We need enough of them for the Fed to be able to overcome their 30 year anti-inflationary track record and be able to move inflationary expectations higher so that monetary policy can regain some traction in the real economy.

Is that belief likely to materialize? Alas, as Shaun Connell has pointed out on these pages, Ron Paul's beliefs are not something of today or yesterday. Connell reminds us of the following couple of statements from Ron Paul:

I believe such a [gold] standard to be not only desirable and feasible, but absolutely necessary if we aim to avoid the very real possibility of hyperinflation in the near future, and economic collapse

Mr. Speaker, gold prices continue to soar -- or rather, the dollar continues to decline in value... we are witnessing the remonetization of gold, in disregard of the official U.S. Government position concerning the precious metal. The surge in gold prices is the world's vote of no confidence in paper currencies and the governments that promote fiat monetary policies.

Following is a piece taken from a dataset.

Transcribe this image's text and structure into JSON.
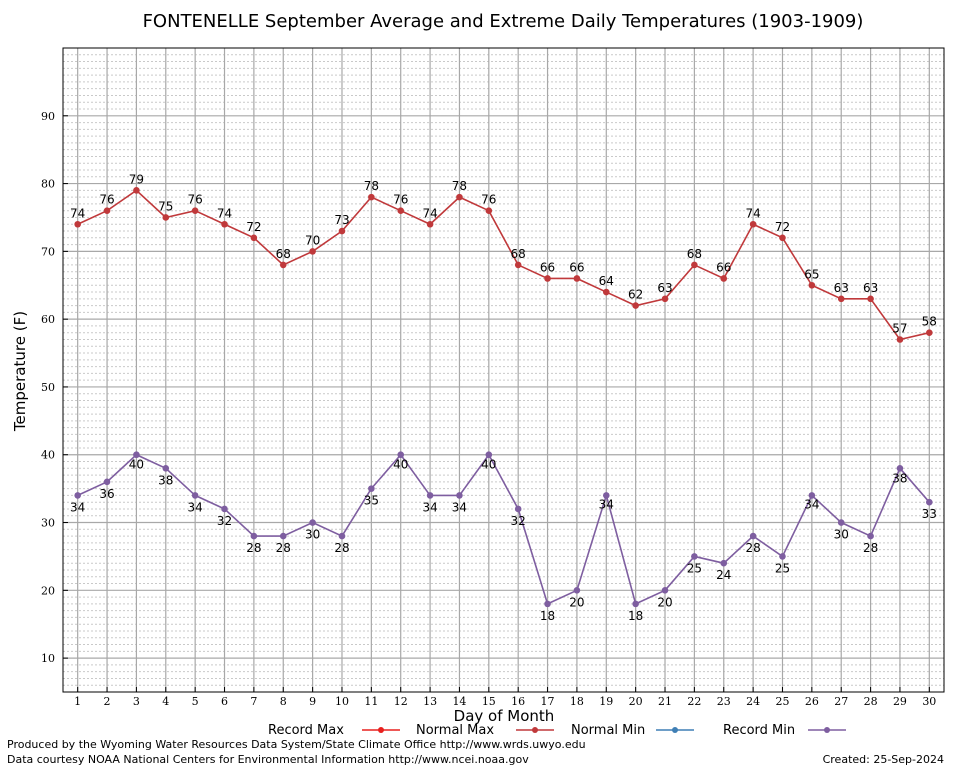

That sound good. He really seems to believe what he is saying. Alas, closer inspection reveal that the first quote was from 1981 and the second from 1979, just before the Fed killed off inflation and gold prices started a long decline.

So it's not only the Fed that, by its 30 year anti-inflationary track-record isn't credible in moving inflationary expectations higher. It's also Ron Paul who has a credibility problem by making hyperinflation predictions for 30 years that utterly failed to materialize. And because both are not credible, monetary policy's effectiveness is impaired as the Fed is unable to influence inflationary expectations, which is a real pity.